Written by Stephanie Robello
There has been a notable shift in the Federal Reserve’s stance on monetary policy, with anticipation now set for 3 or 4 rate cuts in 2024, reflecting a more aggressive approach compared to previous outlooks. Following their third consecutive meeting, the Fed has decided to maintain current rates, signaling an end to rate increases for this cycle and a forthcoming cycle of rate reductions. Looking ahead, the Fed projects 4 rate cuts in 2025 and an additional 3 in 2026.
The timing and extent of these rate cuts remain uncertain, with forecasts ranging from a reduction of up to 200 basis points to as low as 75 basis points. Bond expert Jeffrey Gundlach predicts a 10-year yield of 3% in 2024, a notable shift from previous levels, which were over 5% just a few months ago, and around 4.244% this morning (2/15).
It’s important to note that despite the current Fed Funds rate ranging from 5.25% to 5.50%, it remains relatively restrictive due to the trajectory of inflation, which is expected to trend lower. Additionally, ongoing sales of treasuries and bonds further constrain monetary policy. The next anticipated step for the Fed would involve halting these sales, as it would be counterintuitive to lower rates while divesting these assets. The cessation of sales is expected to naturally lower rates, with the possibility of further rate reductions through quantitative easing measures.

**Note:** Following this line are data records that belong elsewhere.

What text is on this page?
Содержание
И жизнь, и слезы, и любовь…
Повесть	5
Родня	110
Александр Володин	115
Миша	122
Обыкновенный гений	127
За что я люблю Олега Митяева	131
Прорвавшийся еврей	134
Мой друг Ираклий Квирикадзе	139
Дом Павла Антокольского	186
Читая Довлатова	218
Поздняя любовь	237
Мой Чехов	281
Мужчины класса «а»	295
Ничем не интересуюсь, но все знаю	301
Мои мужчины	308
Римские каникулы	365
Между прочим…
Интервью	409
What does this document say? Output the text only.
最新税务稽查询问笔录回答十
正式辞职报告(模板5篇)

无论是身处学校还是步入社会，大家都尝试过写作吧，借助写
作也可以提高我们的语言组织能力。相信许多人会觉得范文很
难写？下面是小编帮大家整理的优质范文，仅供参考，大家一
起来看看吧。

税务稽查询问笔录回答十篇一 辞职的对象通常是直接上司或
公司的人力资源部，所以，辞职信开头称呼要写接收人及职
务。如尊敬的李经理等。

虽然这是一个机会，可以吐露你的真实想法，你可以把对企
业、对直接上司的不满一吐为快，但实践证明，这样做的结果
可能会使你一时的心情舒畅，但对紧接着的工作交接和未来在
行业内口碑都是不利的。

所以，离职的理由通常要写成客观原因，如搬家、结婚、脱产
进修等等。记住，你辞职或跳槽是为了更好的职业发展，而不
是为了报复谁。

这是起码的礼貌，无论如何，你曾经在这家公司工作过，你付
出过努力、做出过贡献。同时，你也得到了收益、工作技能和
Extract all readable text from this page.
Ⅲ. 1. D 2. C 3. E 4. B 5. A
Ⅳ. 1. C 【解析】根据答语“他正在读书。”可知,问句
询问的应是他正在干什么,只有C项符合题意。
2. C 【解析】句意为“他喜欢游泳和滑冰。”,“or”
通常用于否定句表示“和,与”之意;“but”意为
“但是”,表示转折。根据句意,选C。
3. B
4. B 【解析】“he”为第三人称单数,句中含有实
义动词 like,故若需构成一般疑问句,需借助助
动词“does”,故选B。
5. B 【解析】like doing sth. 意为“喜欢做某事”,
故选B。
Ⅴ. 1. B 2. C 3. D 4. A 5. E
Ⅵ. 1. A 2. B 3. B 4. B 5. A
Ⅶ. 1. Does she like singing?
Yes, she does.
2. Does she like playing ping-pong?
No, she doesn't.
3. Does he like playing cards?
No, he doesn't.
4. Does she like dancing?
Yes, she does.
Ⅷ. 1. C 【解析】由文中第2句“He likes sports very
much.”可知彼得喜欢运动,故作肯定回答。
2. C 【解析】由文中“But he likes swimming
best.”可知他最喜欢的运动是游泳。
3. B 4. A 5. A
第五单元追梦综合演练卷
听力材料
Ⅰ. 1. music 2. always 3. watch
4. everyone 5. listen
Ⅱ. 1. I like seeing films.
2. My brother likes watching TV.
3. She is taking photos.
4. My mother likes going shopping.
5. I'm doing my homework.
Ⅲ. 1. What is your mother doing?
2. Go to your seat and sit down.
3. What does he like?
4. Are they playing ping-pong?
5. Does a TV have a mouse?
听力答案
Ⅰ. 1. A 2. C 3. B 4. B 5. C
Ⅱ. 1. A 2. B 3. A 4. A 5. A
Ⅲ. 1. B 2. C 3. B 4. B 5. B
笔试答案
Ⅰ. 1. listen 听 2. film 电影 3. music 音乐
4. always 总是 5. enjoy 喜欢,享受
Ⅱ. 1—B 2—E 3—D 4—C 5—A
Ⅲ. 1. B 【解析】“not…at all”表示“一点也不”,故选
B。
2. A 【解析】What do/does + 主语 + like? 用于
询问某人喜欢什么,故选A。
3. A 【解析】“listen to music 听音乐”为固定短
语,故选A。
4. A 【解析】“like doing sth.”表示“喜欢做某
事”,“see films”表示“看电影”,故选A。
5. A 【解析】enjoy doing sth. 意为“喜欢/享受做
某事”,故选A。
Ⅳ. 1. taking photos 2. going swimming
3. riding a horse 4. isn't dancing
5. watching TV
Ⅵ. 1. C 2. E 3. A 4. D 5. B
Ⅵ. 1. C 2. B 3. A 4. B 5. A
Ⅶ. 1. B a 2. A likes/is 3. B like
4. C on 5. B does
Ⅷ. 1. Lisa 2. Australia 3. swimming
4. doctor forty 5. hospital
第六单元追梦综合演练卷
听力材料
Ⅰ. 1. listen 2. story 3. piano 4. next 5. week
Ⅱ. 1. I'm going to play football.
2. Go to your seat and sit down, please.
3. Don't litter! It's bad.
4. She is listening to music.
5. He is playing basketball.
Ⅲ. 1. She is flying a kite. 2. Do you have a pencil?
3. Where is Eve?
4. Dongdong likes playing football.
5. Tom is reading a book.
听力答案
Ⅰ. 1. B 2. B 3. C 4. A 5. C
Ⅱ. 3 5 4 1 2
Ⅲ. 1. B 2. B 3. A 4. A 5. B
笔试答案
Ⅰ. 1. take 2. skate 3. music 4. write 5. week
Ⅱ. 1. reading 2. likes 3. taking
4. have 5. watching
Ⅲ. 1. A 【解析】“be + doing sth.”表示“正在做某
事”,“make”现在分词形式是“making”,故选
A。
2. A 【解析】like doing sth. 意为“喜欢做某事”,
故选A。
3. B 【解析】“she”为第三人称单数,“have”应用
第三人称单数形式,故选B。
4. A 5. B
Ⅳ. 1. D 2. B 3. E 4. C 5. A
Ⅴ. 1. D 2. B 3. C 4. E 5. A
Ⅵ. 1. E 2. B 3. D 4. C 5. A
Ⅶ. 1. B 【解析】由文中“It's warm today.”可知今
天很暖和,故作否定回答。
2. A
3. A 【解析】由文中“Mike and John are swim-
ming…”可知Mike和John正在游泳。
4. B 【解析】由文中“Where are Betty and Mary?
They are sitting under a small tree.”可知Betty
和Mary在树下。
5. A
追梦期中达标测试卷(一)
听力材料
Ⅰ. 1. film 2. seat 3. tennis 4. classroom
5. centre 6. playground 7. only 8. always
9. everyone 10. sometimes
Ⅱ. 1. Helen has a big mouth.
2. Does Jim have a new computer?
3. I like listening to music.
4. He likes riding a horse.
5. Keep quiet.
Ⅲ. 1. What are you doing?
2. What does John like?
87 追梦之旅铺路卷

Mortgage bonds have experienced a significant increase of 70 basis points, indicating a positive trend. However, market performance tomorrow may see some profit-taking, potentially leading to a slight retreat in rates. Nevertheless, the current outlook suggests favorable conditions for lower mortgage rates, signaling a return to a more normalized market environment for home purchases in 2024.